Ein Forschungsteam der Universität Kyushu in Japan gab kürzlich bekannt, dass es eine neue Art von molekularem Festkörpermaterial entwickelt hat, das unter natürlichen Sonnenlichtbedingungen sichtbares Licht in ultraviolettes Licht umwandeln kann. Unter freiem Sonnenlicht wurde ein Wirkungsgrad der Aufwärtskonvertierung von sichtbarem in ultraviolettes Licht von 1,9 % erreicht, was als wichtiger Meilenstein auf dem Gebiet der Festkörper-Photonen-Aufkonvertierung und der molekularen Selbstorganisationsforschung gilt. Die entsprechenden Ergebnisse wurden am 23. Juni 2026 in der Fachzeitschrift Nature Communications veröffentlicht.

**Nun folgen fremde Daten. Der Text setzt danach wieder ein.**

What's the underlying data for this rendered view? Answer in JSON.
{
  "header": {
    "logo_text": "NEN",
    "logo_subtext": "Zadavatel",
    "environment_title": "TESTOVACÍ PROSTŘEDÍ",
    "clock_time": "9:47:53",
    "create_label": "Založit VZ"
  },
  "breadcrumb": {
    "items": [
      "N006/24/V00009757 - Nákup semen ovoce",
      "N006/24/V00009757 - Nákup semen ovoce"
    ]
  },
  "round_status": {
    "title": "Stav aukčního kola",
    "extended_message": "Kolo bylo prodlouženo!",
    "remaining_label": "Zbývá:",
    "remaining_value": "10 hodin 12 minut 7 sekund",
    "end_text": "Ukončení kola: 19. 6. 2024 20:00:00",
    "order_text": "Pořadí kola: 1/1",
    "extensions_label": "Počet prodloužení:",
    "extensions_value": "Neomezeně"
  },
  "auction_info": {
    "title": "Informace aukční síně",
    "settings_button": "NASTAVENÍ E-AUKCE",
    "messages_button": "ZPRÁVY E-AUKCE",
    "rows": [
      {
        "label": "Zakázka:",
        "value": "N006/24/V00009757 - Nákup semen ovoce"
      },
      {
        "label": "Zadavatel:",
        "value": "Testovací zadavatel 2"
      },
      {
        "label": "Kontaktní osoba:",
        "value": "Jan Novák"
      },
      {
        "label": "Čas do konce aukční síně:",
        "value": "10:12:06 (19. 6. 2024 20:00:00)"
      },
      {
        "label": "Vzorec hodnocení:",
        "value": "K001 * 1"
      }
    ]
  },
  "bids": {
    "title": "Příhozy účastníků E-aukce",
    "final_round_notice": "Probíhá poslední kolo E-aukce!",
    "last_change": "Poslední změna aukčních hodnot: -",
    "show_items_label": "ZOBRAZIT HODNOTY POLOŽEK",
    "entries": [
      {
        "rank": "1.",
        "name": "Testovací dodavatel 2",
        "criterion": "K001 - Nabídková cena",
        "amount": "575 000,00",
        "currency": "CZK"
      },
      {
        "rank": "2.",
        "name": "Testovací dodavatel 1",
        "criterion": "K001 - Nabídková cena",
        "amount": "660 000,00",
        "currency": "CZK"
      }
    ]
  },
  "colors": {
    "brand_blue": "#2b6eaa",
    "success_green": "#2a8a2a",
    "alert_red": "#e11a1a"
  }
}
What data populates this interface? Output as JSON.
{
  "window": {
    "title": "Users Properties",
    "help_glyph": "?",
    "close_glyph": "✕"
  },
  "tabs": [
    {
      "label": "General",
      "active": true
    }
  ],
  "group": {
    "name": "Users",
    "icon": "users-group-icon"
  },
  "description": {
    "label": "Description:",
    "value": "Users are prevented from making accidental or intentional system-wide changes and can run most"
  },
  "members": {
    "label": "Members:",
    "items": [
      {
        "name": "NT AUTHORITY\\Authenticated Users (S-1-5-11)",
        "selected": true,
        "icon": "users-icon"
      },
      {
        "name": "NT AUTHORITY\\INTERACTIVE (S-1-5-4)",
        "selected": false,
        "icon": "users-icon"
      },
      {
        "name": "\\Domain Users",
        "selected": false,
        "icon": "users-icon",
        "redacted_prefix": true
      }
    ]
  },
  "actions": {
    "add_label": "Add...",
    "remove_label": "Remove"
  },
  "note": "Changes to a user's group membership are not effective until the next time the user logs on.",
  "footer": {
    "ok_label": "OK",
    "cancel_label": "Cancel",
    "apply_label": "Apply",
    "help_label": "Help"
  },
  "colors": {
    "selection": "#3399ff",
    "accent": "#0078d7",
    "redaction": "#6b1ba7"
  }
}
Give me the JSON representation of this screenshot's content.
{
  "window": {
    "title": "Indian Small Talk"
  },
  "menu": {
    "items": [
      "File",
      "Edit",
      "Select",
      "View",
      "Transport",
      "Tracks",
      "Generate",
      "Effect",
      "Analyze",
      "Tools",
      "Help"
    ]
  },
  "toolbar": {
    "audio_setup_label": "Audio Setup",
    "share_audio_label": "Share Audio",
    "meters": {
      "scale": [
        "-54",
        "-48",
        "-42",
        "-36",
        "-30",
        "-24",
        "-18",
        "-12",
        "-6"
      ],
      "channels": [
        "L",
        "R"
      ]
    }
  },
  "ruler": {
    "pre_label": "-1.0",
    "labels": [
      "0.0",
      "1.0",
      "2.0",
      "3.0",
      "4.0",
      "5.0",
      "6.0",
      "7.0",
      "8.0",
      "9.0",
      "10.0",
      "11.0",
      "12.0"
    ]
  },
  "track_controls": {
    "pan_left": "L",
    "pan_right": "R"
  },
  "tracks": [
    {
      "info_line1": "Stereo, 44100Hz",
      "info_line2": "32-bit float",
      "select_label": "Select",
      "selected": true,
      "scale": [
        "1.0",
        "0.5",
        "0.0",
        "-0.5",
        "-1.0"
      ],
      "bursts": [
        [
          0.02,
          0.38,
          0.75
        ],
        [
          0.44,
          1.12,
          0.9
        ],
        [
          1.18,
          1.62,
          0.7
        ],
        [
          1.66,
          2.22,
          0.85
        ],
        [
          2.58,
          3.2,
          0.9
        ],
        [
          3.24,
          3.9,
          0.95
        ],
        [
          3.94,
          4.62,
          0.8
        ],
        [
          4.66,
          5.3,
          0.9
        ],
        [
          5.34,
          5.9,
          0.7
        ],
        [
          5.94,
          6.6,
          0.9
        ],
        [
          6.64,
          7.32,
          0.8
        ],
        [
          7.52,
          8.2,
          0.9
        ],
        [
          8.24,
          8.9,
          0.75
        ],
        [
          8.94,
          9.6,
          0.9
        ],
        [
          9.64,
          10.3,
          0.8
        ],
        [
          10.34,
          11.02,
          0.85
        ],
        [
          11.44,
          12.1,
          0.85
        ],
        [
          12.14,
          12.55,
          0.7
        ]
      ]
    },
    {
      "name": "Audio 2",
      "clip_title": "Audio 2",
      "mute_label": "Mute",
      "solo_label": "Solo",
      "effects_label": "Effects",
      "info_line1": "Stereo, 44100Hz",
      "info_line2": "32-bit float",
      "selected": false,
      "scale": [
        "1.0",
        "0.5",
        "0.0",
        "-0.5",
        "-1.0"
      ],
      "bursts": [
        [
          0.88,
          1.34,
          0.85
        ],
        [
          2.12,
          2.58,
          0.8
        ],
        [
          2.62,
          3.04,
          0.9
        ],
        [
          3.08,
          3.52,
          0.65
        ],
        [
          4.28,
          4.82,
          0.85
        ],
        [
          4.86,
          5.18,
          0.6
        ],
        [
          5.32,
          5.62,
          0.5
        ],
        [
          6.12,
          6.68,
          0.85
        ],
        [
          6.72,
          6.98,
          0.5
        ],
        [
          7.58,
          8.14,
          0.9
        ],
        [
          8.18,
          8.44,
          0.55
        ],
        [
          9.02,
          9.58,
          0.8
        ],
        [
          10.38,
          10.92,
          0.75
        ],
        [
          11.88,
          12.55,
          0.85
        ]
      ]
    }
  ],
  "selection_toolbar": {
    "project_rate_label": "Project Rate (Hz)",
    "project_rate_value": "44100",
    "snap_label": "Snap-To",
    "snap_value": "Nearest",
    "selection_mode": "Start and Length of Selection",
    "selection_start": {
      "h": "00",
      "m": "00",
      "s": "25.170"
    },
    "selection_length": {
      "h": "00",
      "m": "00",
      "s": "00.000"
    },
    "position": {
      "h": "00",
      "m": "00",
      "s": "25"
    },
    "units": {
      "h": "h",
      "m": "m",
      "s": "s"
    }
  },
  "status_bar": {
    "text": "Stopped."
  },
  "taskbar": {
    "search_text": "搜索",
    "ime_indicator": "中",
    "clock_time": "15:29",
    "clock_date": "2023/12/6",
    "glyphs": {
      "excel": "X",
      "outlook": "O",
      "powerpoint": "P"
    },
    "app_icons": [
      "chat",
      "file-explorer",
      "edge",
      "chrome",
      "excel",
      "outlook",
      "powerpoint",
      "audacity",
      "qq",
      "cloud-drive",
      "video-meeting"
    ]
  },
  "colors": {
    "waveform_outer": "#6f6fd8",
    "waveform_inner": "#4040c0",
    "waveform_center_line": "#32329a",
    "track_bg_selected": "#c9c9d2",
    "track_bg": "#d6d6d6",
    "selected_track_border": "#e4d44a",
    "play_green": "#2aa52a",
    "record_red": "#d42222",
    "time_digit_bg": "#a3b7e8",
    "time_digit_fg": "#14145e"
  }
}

Die Forscher wiesen anschaulich darauf hin, dass dieser Prozess dem ähnelt, „in der Quantenwelt zwei Tassen warmes Wasser zusammenzugießen, um eine Tasse kochendes Wasser zu erhalten“: Dinge, die im makroskopischen Alltag unmöglich sind, können durch Quantenprozesse auf der mikroskopischen Photonenebene realisiert werden. In dieser Arbeit können zwei niederenergetische Photonen sichtbaren Lichts „ihre Kräfte bündeln“, um ein energiereicheres ultraviolettes Photon zu bilden, wodurch eine „verbesserte Nutzung“ der Lichtenergie erreicht wird.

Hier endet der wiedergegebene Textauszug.